Posts tagged Shoah

1000 x geschrieben – 1000 x nichts geblieben

Projekt 52 Bücher Ich hinke. Ach, “hinken” ist gar kein Ausdruck, wäre ich ein Pferd, hätten die Menschen sicher schon längst Lasagne aus mir gemacht. Doch nachdem Fürstin Flausch so epochal vom Winterschläfer Nummer eins dem Bären wachgeküsst wurde oder sich zumindest in autogener Selbsterweckung probiert, möchte ich ihr keineswegs nachstehen. Daher widmen wir uns einer wunderschönen Zahl, einem noch schöneren Thema von dem schönsten aller Blogger (Irgendwas stimmt hier nicht. Soeben überstürzen sich hier die Ereignisse: Während ich ein hämisches Lachen zurückhalte, gleite ich auf einer schleimigen Masse fort von meiner geliebten Tastatur):

Ein Buch, dessen Titel wirklich nichts, aber auch gar nichts, mit dem Inhalt (der Geschichte) zu tun hat.
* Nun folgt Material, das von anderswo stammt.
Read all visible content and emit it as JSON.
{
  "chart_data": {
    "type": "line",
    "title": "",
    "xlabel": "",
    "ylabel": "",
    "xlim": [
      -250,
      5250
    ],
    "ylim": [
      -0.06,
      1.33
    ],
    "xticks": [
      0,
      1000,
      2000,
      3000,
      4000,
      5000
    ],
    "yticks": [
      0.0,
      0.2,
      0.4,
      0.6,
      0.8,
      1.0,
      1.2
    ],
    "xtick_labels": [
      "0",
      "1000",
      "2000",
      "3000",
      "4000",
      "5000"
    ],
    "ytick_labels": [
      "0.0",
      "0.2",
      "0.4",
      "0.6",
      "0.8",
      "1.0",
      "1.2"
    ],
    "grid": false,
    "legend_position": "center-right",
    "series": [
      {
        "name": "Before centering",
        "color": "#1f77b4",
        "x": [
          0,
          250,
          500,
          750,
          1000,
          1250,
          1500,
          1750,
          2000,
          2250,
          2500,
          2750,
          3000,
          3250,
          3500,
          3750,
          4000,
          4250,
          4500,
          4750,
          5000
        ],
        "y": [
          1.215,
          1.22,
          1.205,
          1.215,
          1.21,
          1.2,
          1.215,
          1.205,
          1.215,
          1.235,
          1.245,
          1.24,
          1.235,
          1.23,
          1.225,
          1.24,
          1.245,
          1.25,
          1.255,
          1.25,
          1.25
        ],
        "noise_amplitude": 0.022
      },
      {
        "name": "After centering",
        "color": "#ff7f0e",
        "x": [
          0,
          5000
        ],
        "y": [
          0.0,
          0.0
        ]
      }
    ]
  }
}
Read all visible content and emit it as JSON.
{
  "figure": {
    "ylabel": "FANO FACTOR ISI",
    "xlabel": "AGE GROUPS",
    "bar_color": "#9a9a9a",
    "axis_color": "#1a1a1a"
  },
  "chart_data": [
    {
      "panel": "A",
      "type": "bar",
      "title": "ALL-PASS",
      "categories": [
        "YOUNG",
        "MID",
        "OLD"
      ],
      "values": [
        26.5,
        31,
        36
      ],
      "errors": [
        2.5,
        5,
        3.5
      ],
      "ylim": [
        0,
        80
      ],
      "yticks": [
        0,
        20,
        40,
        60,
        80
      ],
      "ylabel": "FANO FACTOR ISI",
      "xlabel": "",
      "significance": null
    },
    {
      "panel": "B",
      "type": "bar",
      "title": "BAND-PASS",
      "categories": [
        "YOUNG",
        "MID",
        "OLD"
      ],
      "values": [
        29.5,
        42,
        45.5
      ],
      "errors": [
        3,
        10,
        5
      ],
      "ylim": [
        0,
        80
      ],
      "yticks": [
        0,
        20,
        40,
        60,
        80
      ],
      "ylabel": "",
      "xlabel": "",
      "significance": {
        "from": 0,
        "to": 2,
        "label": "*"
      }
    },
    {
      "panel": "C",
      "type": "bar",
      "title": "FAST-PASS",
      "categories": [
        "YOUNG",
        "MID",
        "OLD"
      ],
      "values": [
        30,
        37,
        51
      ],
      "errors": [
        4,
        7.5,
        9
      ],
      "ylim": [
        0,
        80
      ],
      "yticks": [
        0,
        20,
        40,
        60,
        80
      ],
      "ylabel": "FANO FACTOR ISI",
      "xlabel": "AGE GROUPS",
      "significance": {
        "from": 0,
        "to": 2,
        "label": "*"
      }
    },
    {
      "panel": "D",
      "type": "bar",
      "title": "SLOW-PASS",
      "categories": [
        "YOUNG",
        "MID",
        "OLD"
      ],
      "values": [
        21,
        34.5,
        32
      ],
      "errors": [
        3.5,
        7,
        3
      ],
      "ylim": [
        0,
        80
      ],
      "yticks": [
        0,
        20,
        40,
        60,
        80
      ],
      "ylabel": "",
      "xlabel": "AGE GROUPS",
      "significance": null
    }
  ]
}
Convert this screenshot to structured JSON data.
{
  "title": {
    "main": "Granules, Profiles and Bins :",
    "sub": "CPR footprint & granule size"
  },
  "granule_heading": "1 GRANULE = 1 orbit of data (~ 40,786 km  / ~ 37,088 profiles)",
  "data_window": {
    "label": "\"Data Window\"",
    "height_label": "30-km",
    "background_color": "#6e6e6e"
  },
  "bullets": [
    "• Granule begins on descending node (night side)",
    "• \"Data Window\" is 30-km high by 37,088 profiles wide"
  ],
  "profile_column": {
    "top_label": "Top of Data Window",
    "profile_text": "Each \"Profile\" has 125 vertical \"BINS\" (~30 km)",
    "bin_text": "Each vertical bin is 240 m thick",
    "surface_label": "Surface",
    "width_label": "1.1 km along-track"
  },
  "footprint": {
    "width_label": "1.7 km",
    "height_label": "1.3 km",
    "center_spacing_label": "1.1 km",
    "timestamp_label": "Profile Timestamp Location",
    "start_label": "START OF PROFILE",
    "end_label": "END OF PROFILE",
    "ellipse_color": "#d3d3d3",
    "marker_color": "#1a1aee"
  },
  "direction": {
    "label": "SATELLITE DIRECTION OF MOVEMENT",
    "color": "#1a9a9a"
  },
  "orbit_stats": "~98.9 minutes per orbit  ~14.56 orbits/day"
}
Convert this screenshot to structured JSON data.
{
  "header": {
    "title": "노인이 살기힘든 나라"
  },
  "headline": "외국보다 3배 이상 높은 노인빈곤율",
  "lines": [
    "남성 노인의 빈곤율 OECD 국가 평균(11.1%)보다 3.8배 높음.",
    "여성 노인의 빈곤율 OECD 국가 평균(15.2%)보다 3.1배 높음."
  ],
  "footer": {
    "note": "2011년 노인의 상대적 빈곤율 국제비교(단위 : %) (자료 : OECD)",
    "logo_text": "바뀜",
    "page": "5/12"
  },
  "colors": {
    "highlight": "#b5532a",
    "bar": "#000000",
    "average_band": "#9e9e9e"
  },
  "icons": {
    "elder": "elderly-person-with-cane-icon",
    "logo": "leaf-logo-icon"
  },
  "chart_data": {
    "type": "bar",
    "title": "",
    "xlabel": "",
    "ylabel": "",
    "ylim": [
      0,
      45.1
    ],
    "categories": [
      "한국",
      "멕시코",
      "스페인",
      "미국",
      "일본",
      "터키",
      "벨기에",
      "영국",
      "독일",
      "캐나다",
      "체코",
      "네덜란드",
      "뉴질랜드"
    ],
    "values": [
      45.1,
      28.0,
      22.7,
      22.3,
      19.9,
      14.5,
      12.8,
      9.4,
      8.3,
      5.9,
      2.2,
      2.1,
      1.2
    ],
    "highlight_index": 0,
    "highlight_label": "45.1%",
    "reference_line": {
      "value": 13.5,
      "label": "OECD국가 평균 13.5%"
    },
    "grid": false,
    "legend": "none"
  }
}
Da fällt mir spontan Transit von Anna Seghers ein.
Seghers TransitNur weil es auf dem Cover und im Buch selbst am Wort Transit, an Transitsanträgen, an Anträgen für Visa und Visa de sortie nur so wimmelt, ging es doch überhaupt nicht um das Transit selbst. Der Inhalt hatte wirklich rein gar nichts, also überhaupt nichts mit dem Titel zu tun!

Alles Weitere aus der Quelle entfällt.